Amnesty cite notamment la campagne militaire de nettoyage ethnique contre les Rohingyas du Myanmar, la stigmatisation de catégories entières de la population à travers le monde, l’emprisonnement de journalistes, le contrôle des réseaux sociaux ou encore les attaques contre les militants des droits de l’homme.

« Le ton a été donné par Donald Trump, lorsqu’il a interdit l’entrée du territoire américain aux ressortissants de pays musulmans », illustre Philippe Hensmans, directeur de la section belge francophone d’Amnesty International. « C’est la mise en oeuvre politique de ce qui n’était qu’une déclaration générale au départ. »

Ces évènements ont toutefois provoqué des vagues de protestation citoyenne dans plusieurs régions du monde, avec entre autres la grande Marche des femmes aux Etats-Unis ou le mouvement « Ni Una Menos » en Amérique latine, qui dénonce la violence faite aux femmes et aux filles. De nombreuses personnes ont rallié des combats citoyens pour faire émerger un militantisme social, souligne le rapport.

L’Europe n’échappe par ailleurs pas au phénomène de recul des droits humains décrit par Amnesty, préoccupée par la remise en question des modes de protection existants. Amnesty s’inquiète par exemple de la loi jetant le discrédit sur les ONG qui recevaient des fonds de l’étranger en Hongrie, de la politique de répression en Azerbaïdjan, des menaces qui pèsent sur l’indépendance du pouvoir judiciaire en Pologne, des accords de coopération signés par les Etats européens avec les autorités libyennes ou encore des interdictions de manifester justifiées par la lutte contre le terrorisme, notamment en France.

« La liberté d’expression et la possibilité pour les défenseurs des droits de l’homme de travailler seront des grands enjeux dans les mois et les années à venir », prévoit Philippe Hensmans.

Les droits humains malmenés aussi en Belgique

La Belgique n’a pas suffisamment évalué les conséquences des mesures antiterroristes sur les droits humains, déplore Amnesty International dans son rapport 2017/18 publié jeudi. Il pointe aussi du doigt la politique migratoire du gouvernement et la situation problématique dans les prisons. D’après l’organisation, la Belgique doit pourtant montrer l’exemple alors qu’elle est candidate au Conseil de sécurité de l’ONU.

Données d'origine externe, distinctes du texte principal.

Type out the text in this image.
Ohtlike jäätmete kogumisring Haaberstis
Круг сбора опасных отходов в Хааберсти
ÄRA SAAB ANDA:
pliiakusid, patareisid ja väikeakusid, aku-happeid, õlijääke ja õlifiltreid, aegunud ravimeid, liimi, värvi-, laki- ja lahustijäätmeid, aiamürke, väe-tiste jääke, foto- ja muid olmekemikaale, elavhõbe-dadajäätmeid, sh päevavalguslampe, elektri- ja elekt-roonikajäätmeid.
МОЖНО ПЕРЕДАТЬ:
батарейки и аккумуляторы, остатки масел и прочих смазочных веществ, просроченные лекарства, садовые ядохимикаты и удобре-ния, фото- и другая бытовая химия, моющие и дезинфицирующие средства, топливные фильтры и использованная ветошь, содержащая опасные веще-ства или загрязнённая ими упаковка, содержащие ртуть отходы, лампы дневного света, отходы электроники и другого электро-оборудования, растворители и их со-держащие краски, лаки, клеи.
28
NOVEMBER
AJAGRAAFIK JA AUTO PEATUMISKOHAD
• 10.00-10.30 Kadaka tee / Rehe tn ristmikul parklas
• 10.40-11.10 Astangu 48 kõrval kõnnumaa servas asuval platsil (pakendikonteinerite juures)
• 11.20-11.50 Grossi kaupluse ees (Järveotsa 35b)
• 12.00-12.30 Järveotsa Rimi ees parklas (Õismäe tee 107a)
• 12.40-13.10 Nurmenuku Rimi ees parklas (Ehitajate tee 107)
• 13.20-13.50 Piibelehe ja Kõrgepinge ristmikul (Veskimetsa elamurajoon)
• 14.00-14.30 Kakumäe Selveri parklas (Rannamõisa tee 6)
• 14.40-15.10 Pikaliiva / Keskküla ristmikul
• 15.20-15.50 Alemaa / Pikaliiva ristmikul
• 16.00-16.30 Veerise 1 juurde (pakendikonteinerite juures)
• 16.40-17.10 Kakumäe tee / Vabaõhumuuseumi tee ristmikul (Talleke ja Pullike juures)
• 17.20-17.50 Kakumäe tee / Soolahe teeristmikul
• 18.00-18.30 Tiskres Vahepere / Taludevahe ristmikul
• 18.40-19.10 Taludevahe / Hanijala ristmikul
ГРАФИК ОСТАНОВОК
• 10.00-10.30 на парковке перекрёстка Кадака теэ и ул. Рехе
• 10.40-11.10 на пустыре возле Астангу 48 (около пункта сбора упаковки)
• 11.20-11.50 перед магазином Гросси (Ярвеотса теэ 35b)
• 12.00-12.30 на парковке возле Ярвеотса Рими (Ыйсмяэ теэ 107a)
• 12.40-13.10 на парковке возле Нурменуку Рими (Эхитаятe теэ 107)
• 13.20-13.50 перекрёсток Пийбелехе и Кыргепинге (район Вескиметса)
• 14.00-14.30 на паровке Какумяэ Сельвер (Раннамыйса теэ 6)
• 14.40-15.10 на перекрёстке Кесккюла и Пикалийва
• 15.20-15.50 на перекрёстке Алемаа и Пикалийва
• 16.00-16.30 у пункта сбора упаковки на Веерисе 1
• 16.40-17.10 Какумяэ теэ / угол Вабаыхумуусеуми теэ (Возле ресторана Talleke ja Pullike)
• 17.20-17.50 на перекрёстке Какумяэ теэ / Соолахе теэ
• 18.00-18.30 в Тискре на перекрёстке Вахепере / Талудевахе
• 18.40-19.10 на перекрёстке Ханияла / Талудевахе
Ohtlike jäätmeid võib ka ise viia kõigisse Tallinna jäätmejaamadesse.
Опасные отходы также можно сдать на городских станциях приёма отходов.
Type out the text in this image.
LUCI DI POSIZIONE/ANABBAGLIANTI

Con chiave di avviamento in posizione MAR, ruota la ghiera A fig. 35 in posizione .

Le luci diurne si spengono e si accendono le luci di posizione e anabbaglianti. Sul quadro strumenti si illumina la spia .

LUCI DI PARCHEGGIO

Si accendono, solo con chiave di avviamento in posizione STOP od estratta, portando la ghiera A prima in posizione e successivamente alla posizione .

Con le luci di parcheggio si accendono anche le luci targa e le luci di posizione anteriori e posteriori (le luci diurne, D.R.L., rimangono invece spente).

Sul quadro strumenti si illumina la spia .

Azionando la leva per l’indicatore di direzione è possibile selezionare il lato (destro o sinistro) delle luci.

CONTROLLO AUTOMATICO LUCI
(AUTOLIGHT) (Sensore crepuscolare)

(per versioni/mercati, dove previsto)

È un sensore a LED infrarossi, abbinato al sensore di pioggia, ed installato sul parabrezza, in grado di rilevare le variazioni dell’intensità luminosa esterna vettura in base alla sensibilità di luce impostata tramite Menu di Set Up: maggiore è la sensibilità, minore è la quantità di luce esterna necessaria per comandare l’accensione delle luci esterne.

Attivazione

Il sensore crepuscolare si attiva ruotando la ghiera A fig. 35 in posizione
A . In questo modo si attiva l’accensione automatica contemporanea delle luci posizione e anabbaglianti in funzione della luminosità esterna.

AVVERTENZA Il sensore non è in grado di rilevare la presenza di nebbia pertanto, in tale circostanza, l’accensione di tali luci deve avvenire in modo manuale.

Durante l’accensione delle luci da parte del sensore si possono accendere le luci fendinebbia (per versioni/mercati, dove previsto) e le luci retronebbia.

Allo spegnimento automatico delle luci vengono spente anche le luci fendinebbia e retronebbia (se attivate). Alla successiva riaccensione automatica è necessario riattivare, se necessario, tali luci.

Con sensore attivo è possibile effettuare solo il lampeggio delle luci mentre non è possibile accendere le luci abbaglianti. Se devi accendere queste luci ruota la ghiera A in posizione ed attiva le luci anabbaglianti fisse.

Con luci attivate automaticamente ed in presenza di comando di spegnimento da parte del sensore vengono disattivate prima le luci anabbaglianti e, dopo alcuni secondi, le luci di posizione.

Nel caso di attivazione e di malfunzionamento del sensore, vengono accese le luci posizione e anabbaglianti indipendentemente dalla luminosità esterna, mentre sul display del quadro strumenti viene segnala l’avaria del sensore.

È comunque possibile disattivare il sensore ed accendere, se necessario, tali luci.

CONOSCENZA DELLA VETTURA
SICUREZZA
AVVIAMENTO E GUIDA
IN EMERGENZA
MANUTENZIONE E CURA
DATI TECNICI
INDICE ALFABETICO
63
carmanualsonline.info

Le gouvernement belge a adopté de nombreuses mesures contre le terrorisme et la radicalisation dans la foulée des attentats en Europe, mais il n’a pas suivi ou mesuré leurs répercussions sur les droits humains, analyse Amnesty. Le rapport prend comme exemple la loi contraignant les travailleurs sociaux à dénoncer des « indices sérieux » d’infraction terroriste.

« On touche à des droits fondamentaux comme le secret professionnel, c’est grave », réagit Philippe Hensmans, directeur de la section belge francophone d’Amnesty International. « D’autres mesures ou projets de loi concernent également la liberté d’expression. Nous nous trouvons à la frontière des droits humains, que nous pourrions franchir dans la pratique. »

Le responsable d’Amnesty s’interroge notamment sur l’application potentielle des visites domiciliaires pour arrêter une personne en séjour irrégulier. « Il faut trouver le juste équilibre entre respect des droits fondamentaux et défense des citoyens », prévient-il.

Dans son chapitre consacré à la Belgique, le rapport se montre également critique avec la surpopulation carcérale, « l’état de délabrement » des prisons ainsi que la politique migratoire qui « ne respecte pas les obligations européennes et internationales ». Mais Amnesty se réjouit de l’implication de mouvements citoyens dans ce débat de société, à l’image de la Plateforme Citoyenne de Soutien aux Réfugiés qui vient en aide aux migrants du parc Maximilien à Bruxelles.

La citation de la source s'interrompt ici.